The rule she drew up were marked by great severity concerning evangelical poverty and austerity of life. Jordan felt the strict regulations concerning fasting were a bit rigorous for a congregation destined for strenuous works of charity in hospitals, schools and missions. She and Father Jordan had different personalities and charisms and it led to a split between the two.

On 4 October 1885 she established a new community. Pope Leo XIII gave it the name of the Sisters of the Sorrowful Mother. It received the papal approval of Pope Pius X on the date of her death. It melded the charisms of the Carmelite and the Franciscan order.
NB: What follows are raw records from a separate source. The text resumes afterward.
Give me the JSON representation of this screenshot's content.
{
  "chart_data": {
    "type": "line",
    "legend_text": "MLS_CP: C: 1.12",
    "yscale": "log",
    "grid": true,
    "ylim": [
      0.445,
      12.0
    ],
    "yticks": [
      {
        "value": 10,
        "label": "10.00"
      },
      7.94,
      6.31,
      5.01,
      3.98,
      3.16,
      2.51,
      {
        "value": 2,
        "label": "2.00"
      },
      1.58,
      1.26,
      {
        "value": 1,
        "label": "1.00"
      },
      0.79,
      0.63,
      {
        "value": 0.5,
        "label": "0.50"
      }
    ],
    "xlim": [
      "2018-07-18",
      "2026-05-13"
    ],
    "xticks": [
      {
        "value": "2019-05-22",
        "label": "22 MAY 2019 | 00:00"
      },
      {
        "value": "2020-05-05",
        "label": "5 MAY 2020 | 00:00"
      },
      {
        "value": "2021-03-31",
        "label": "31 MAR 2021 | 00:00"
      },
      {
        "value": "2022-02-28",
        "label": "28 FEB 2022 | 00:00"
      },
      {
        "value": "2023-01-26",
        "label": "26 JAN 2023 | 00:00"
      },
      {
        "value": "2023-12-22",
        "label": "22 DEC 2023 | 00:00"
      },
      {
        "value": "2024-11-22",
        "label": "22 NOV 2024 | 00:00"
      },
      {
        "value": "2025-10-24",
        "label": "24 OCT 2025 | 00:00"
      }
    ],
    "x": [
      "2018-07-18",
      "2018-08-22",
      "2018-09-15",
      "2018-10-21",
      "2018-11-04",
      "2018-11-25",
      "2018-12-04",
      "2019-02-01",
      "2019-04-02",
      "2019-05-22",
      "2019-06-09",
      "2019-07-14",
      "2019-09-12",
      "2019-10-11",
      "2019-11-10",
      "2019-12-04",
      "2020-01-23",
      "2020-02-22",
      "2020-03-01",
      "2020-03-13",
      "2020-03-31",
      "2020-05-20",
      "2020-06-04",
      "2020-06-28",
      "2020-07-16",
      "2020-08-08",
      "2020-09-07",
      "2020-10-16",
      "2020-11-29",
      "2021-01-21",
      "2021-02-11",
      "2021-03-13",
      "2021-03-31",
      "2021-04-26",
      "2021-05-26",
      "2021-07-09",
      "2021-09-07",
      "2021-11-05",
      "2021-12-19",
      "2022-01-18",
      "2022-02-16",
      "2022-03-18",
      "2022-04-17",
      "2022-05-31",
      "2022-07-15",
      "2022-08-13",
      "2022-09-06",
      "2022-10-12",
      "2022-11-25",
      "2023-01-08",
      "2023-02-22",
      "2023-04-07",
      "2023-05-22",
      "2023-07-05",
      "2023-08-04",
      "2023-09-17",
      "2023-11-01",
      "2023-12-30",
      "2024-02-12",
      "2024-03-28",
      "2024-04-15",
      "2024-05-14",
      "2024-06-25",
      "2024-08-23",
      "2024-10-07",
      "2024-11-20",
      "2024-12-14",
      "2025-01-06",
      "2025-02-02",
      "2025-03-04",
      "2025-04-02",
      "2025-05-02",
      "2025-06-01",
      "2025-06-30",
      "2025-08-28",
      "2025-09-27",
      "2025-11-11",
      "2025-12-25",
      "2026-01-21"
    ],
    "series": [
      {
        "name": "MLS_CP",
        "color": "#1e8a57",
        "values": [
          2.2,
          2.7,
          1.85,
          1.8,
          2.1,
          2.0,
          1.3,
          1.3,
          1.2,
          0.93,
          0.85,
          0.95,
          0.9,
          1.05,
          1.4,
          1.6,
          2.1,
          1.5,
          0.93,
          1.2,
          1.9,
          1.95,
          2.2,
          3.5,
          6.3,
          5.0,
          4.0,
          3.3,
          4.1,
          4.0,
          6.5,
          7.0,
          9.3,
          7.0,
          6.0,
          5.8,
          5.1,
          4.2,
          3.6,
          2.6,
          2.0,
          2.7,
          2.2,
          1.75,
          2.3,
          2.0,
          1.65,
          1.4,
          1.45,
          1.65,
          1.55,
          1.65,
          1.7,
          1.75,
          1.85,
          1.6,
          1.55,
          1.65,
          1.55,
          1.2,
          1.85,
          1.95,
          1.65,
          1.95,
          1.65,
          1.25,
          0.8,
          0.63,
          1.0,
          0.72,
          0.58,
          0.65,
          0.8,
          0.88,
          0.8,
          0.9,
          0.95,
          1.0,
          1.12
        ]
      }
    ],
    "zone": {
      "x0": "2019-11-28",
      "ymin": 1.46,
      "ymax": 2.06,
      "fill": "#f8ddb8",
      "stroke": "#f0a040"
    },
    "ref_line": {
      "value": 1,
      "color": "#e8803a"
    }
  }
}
Streitel died on 6 March 1911. The congregation continues its work in Europe and has expanded to Africa and South America.

==Beatification process==
The beatification process commenced with two local processes in Civita Castellana and also in Würzburg. Streitel's spiritual writings were approved by theologians on 26 February 1943, and her cause was formally opened on 13 June 1947 under Pope Pius XII, granting her the title of Servant of God. The two processes – in order for the cause to proceed – received formal decrees of ratification on 3 February 1952. The Positio – documentation and an account of her life – was submitted to the Congregation for the Causes of Saints in 2004.

The declaration of her life of heroic virtue was announced on 27 March 2010 which allowed for Pope Benedict XVI to confer upon her the title of Venerable. The miracle needed for her beatification was investigated and was ratified in 2004. The Medical Board that advises the Congregation for the Causes of Saints approved the miracle in mid 2010.